Imagine a standard-issue bakery cake, embellished with thick white frosting, and you have your typical orchestral gala: a sugary-sweet confection. Now imagine slicing into that cake and finding, instead of your typical white crumb glued together with standard-issue icing, the creation of a fine French pastry chef, and you have the National Symphony Orchestra's final concert of the season, featuring Yo-Yo Ma, on Tuesday night.

It was still fun to eat, but it was a lot more substantial and nuanced than such things usually are.

Your standard gala -- like, for instance, the one that opened the orchestra's 2009-10 season last September -- features lots of short fun pieces from the lighter side of the repertory: opera overtures and interludes, sections of tone poems. Tuesday's gala chose Ravel to represent the idea of lightness and fun. But while Ravel wrote music that was sometimes on a small scale and is often beloved by audiences ("Bolero" comes to mind), he is not a cheap thrill: His music is dazzlingly inventive. Tuesday's all-Ravel first half, with "Alborada del gracioso," the suite from "Ma mère l'oye" (Mother Goose) and the "Rapsodie espagnole" offered more thoughts and ideas and timbres in a short span of time than many entire programs.

Your standard gala also offers a star soloist, and Tuesday night obligingly offered Yo-Yo Ma, one of the most beloved figures in the classical music world (the roar of excitement that rose from the audience at his entrance, after the intermission, was touching). But though Ma welcomes the affection, he doesn't trade on it. He could have played a short virtuosic showcase and abundantly filled the bill. Instead, he performed "Azul," effectively a concerto in which the cello shares solo honors with two percussionists and a hyperaccordion (a regular accordion with electronic special effects), which Osvaldo Golijov wrote for him in 2006 and revised extensively a year later.

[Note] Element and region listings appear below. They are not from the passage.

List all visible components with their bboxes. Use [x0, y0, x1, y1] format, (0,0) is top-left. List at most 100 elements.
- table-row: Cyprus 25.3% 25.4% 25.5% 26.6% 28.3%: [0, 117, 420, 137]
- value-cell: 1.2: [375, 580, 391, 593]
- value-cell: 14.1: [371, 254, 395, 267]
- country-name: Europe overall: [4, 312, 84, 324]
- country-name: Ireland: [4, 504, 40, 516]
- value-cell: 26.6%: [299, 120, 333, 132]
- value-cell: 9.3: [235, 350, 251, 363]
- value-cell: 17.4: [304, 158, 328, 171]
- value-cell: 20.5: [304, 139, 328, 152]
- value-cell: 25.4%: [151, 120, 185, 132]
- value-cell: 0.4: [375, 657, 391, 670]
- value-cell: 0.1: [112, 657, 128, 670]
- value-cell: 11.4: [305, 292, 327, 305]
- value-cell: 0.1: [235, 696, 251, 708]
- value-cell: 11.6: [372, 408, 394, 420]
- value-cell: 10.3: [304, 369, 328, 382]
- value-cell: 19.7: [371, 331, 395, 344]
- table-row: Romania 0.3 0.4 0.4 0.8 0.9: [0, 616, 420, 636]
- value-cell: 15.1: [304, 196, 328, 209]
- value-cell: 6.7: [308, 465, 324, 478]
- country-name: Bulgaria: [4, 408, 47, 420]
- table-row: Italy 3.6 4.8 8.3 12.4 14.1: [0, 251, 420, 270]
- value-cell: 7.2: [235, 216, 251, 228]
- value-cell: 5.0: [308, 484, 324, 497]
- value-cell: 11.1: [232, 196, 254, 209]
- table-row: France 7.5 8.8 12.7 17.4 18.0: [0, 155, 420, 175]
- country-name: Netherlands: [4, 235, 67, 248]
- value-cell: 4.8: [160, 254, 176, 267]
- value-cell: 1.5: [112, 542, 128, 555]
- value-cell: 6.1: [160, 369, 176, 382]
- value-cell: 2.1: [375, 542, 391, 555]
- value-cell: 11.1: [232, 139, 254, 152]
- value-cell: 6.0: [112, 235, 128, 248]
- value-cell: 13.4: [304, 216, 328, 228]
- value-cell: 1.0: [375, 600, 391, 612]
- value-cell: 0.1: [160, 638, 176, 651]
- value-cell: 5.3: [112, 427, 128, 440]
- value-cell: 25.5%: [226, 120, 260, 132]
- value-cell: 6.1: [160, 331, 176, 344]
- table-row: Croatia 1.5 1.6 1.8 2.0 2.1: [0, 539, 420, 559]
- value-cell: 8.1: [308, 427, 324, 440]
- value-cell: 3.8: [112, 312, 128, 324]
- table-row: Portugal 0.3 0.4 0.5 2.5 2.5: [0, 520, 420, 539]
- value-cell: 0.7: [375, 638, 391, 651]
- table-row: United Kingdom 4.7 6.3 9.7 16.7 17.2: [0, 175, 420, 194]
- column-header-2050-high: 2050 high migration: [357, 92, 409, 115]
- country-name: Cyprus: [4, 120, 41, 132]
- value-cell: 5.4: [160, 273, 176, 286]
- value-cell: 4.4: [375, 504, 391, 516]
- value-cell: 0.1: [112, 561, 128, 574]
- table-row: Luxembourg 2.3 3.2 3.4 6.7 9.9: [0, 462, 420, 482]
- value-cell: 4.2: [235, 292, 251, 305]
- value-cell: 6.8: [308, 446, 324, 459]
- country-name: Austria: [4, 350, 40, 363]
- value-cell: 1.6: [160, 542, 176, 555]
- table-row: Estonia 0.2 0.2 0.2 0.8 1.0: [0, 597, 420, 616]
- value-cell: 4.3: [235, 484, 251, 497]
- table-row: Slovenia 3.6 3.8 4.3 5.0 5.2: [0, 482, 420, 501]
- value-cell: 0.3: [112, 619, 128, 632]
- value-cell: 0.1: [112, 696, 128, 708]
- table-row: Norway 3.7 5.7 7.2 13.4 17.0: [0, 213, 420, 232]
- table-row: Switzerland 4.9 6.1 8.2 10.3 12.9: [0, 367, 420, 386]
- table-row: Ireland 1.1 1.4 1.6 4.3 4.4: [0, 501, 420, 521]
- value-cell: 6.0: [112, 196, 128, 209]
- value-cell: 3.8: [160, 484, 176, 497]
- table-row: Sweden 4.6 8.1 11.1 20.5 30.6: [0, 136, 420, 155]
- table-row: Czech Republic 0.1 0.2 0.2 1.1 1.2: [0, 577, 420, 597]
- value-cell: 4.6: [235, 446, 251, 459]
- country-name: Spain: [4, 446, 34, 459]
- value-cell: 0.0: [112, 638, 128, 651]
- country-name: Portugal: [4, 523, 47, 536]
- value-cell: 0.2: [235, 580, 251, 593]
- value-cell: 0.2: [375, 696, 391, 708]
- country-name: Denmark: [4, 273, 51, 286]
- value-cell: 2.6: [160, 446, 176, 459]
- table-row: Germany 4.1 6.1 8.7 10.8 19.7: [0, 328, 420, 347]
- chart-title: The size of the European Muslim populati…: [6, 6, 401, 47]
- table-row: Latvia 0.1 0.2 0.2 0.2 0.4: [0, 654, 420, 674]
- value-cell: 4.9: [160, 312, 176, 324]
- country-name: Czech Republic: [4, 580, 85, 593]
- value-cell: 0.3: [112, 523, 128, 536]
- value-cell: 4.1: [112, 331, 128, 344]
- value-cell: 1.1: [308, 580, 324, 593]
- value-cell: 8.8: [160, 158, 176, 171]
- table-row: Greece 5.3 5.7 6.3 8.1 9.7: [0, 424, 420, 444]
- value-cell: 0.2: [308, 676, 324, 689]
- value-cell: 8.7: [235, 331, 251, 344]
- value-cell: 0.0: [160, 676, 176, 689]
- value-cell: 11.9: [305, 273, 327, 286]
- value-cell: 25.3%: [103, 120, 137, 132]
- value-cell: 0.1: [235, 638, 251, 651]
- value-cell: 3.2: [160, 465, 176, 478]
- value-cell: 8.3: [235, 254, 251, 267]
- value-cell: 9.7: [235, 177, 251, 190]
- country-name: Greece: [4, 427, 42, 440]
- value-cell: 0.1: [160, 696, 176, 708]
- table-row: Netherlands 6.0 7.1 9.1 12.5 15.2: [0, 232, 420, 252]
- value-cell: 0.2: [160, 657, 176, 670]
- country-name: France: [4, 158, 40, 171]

It was long, thoughtful, different and real: anything but an easy star showpiece.

Galas aren't always led by big-name conductors. Jeffrey Kahane, the conductor/pianist, is a familiar quantity; he offered a lot of energy, a clear beat and an impressive ability to keep the orchestra together coupled with an ability to get the musicians to play very loud. He was great at rhythm, marshaling downright funkiness in some of the Spanish dances of the "Rapsodie espagnole," though with a hint of instability that was now exhilarating, keeping things driving forward, and now dislocating, as if the music were about to fall apart.

The final difference from the standard-issue gala was the genuine, shouting excitement of the standing ovations.